How to make him understand? He’d shared his horrors with her. Could she share hers with him?

“I know you’re concerned your mother will make you marry someone you don’t want as a husband, but you’re no longer a child.”

“It’s more than that, Finn. My mother is an incredibly forceful woman. I didn’t realize how forceful—” She squeezed her eyes shut, fought back the stinging tears. Her chest tightened, her stomach knotted. Opening her eyes, she took a large, unladylike gulp of the beer, wondering if she could find solace in the brew, if it could help her relax, open up. “If I tell you something, you have to give me your word that you will not confront my mother.”

He narrowed his eyes. “Why would I want to?”

“Just promise me. Not you, not your brothers, not your sisters. None of your family goes near my mother.” She was not willing to risk his going to prison again, and she feared he might be angry enough to do something stupid.

“I give you my word.”

“I will hold you to it.”

He gave a brusque nod.

Taking another deep swallow of beer, she formed her thoughts. “About a year after you and I had planned to run off, I found myself in a position where I could no longer remain in residence. Mother and I had been having rows, you see. One night I lost control and slapped her, quite forcefully. I began packing to leave and she called for some footmen to take me in hand. My parents decided I had become too unruly, too wild. I needed to be brought to task, to be taught a lesson that they would not tolerate misbehavior. I was delivered to a madhouse.”

The rage that swept through him robbed him of breath, of words. He was barely aware of the tankard he’d been holding tumbling to the ground as he enfolded her in his arms, held her close as though he could protect her when it was far too late for that. “My God, Vivi.”

He rubbed his cheek along hers, aware of the slightest trembling in her body as she clutched the sides of his coat.

“It’s all right, Finn,” she whispered softly. “Like your time in prison, it was long ago.”

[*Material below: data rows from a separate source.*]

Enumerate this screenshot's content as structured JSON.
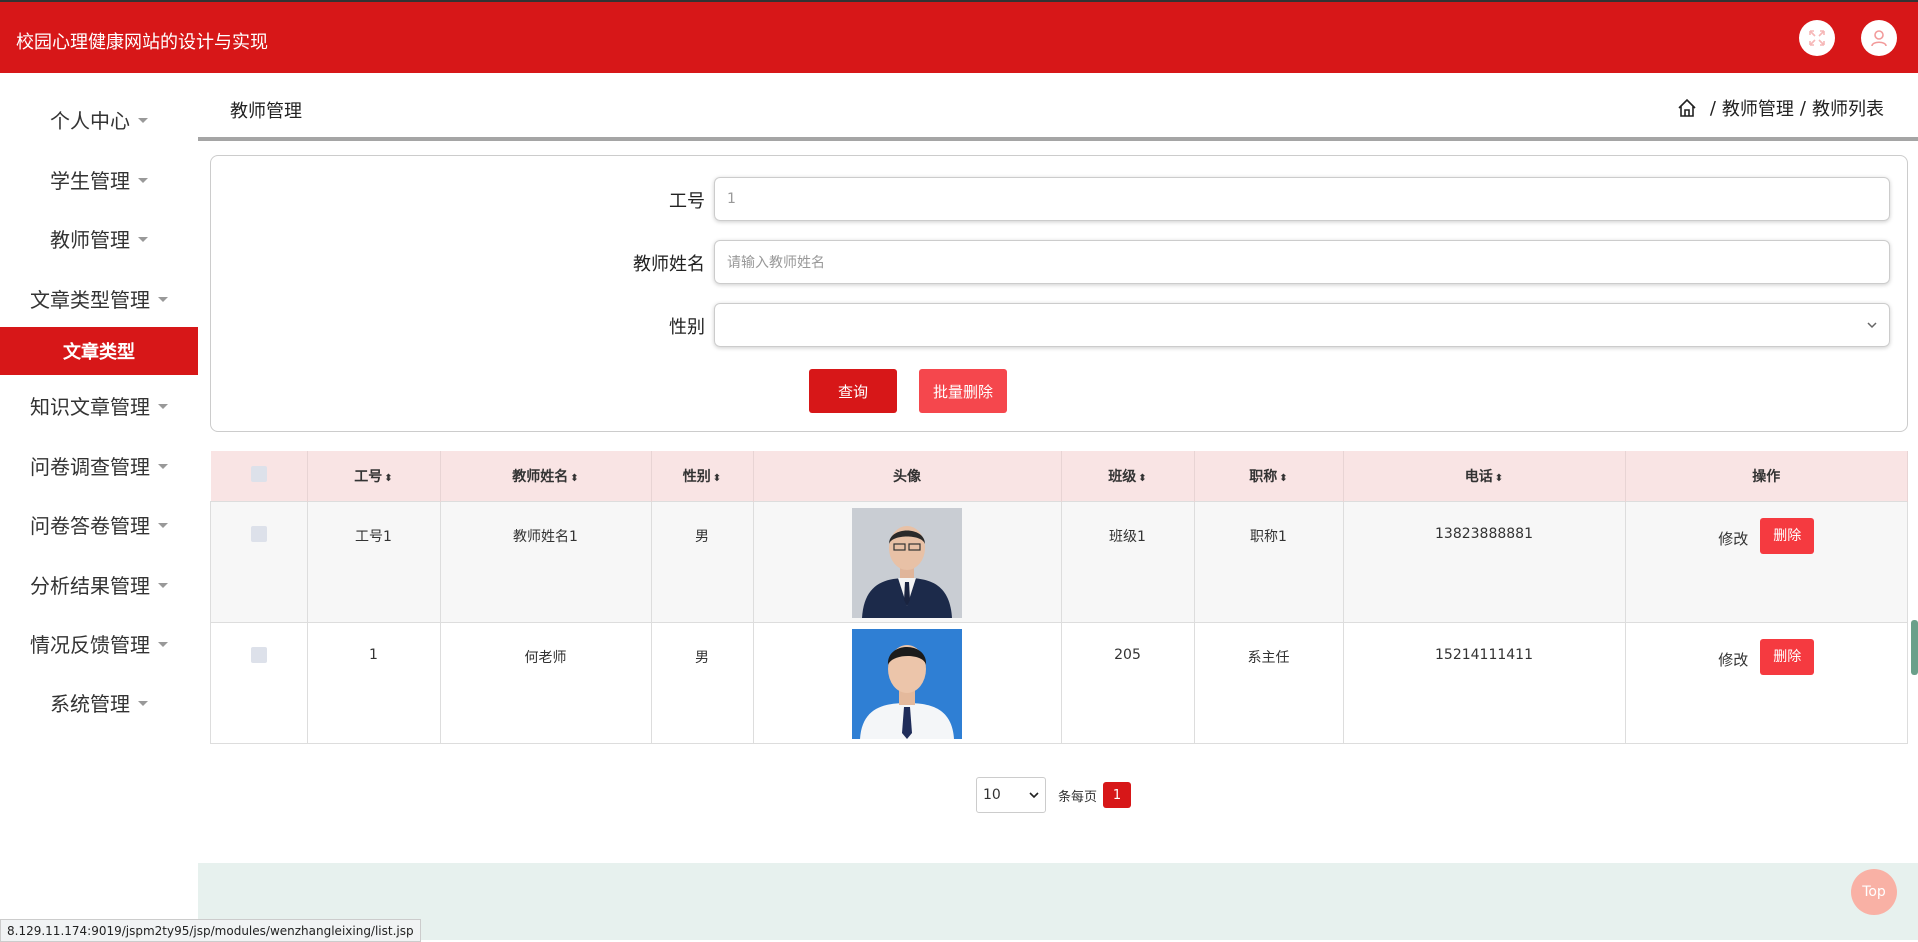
{
  "header": {
    "title": "校园心理健康网站的设计与实现"
  },
  "sidebar": {
    "items": [
      {
        "label": "个人中心"
      },
      {
        "label": "学生管理"
      },
      {
        "label": "教师管理"
      },
      {
        "label": "文章类型管理"
      },
      {
        "label": "知识文章管理"
      },
      {
        "label": "问卷调查管理"
      },
      {
        "label": "问卷答卷管理"
      },
      {
        "label": "分析结果管理"
      },
      {
        "label": "情况反馈管理"
      },
      {
        "label": "系统管理"
      }
    ],
    "active_sub": "文章类型"
  },
  "page": {
    "title": "教师管理",
    "breadcrumb": [
      "教师管理",
      "教师列表"
    ],
    "breadcrumb_sep": "/"
  },
  "search": {
    "fields": [
      {
        "label": "工号",
        "value": "1"
      },
      {
        "label": "教师姓名",
        "placeholder": "请输入教师姓名"
      },
      {
        "label": "性别",
        "value": ""
      }
    ],
    "query_button": "查询",
    "batch_delete_button": "批量删除"
  },
  "table": {
    "headers": [
      "工号",
      "教师姓名",
      "性别",
      "头像",
      "班级",
      "职称",
      "电话",
      "操作"
    ],
    "rows": [
      {
        "id": "工号1",
        "name": "教师姓名1",
        "gender": "男",
        "class": "班级1",
        "title": "职称1",
        "phone": "13823888881"
      },
      {
        "id": "1",
        "name": "何老师",
        "gender": "男",
        "class": "205",
        "title": "系主任",
        "phone": "15214111411"
      }
    ],
    "edit_label": "修改",
    "delete_label": "删除"
  },
  "pagination": {
    "page_size": "10",
    "per_page_label": "条每页",
    "current_page": "1"
  },
  "top_button": "Top",
  "status_url": "8.129.11.174:9019/jspm2ty95/jsp/modules/wenzhangleixing/list.jsp",
  "colors": {
    "brand": "#d71718",
    "delete": "#f53a40",
    "batch": "#f5474d"
  }
}
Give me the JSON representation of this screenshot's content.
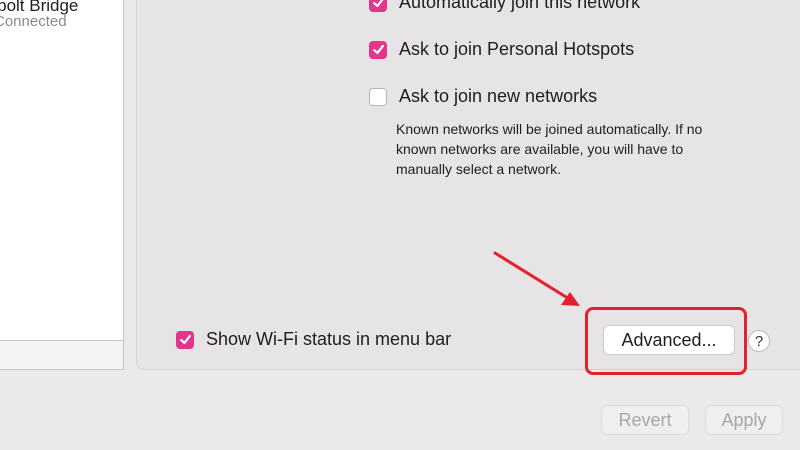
{
  "sidebar": {
    "network_name": "erbolt Bridge",
    "network_status": "Connected"
  },
  "options": {
    "auto_join": {
      "label": "Automatically join this network",
      "checked": true
    },
    "ask_hotspots": {
      "label": "Ask to join Personal Hotspots",
      "checked": true
    },
    "ask_new": {
      "label": "Ask to join new networks",
      "checked": false
    },
    "help_text": "Known networks will be joined automatically. If no known networks are available, you will have to manually select a network.",
    "show_status": {
      "label": "Show Wi-Fi status in menu bar",
      "checked": true
    }
  },
  "buttons": {
    "advanced": "Advanced...",
    "help": "?",
    "revert": "Revert",
    "apply": "Apply"
  },
  "colors": {
    "accent": "#e2368c",
    "annotation": "#e5202e"
  }
}
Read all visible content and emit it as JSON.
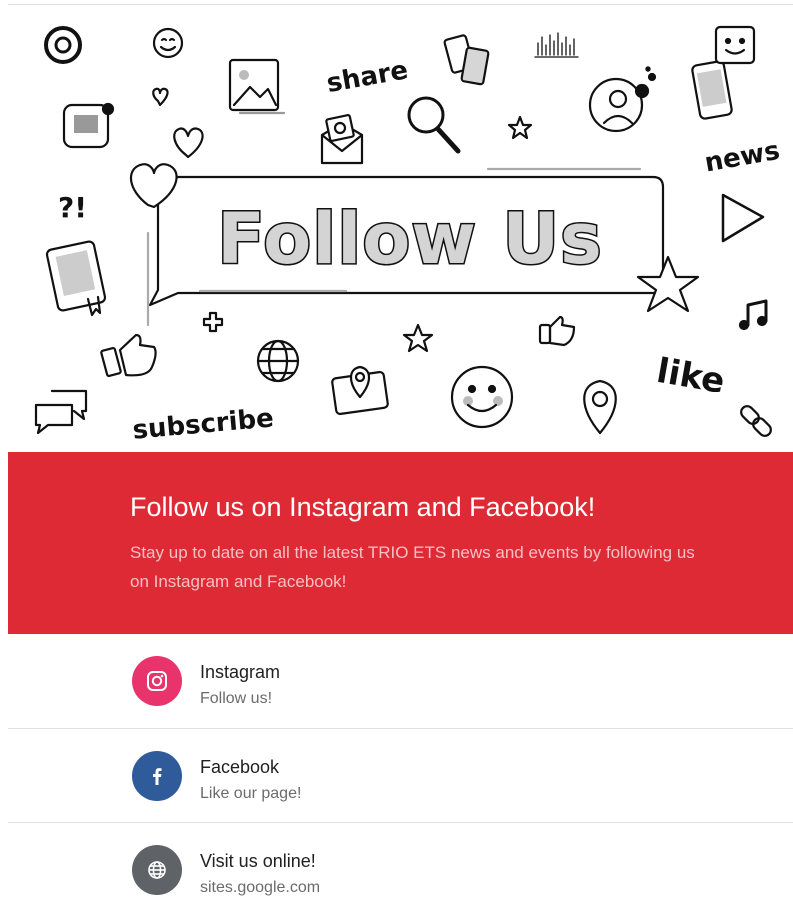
{
  "banner": {
    "headline": "Follow Us",
    "doodle_words": {
      "share": "share",
      "news": "news",
      "interrobang": "?!",
      "like": "like",
      "subscribe": "subscribe",
      "at": "@"
    }
  },
  "hero": {
    "title": "Follow us on Instagram and Facebook!",
    "subtitle": "Stay up to date on all the latest TRIO ETS news and events by following us on Instagram and Facebook!",
    "background_color": "#de2a34"
  },
  "links": [
    {
      "title": "Instagram",
      "subtitle": "Follow us!",
      "icon": "instagram-icon",
      "color": "#e8336d"
    },
    {
      "title": "Facebook",
      "subtitle": "Like our page!",
      "icon": "facebook-icon",
      "color": "#2f5b9a"
    },
    {
      "title": "Visit us online!",
      "subtitle": "sites.google.com",
      "icon": "globe-icon",
      "color": "#5f6368"
    }
  ]
}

“But it never leaves you, not completely. Jesus, Vivi.” It seemed taking the Lord’s name in vain was all he was capable of at the moment. Then something occurred to him and he leaned back, studying her features. “What about Thornley? What the devil was he doing during all this? Why didn’t he stop it?” He was going to have a quiet word with his brother-by-marriage. A quiet word and a hard punch.

“He didn’t know. No one knew. Not even my brother. Mother told them I was traveling the continent with an old aunt. It wouldn’t do at all for it to be known their daughter had gone mad. Thorne wasn’t responsible for me yet, Finn. You can’t blame him.”

“How long?”

“Three years.”

Three years. Dear God. He knew exactly how long three years were when they were lived with no freedom. If her father weren’t already dead, he’d meet with him tonight and put him in the ground. “Thornley didn’t find it odd that you were away for three years?”

“He was in no hurry to marry, was sowing his oats. I think he rather found it a relief that no serious courtship was yet called for.”

“If I’d known—”

“What could you have done, Finn? From prison?”

He’d have found a way to escape, to save her. Having never felt so impotent in his entire life, he skimmed his knuckles along her soft cheek, searching for solace for them both. “How did you even survive something like that?”

“It wasn’t quite as bad as it could have been. Oh, there were the occasional ice baths and restraints. But as long as I was quiet and calm, I seemed merely to baffle the alienists. They couldn’t quite determine what was wrong with me. And I learned to fight, because while I might have tried to remain docile, not everyone did.”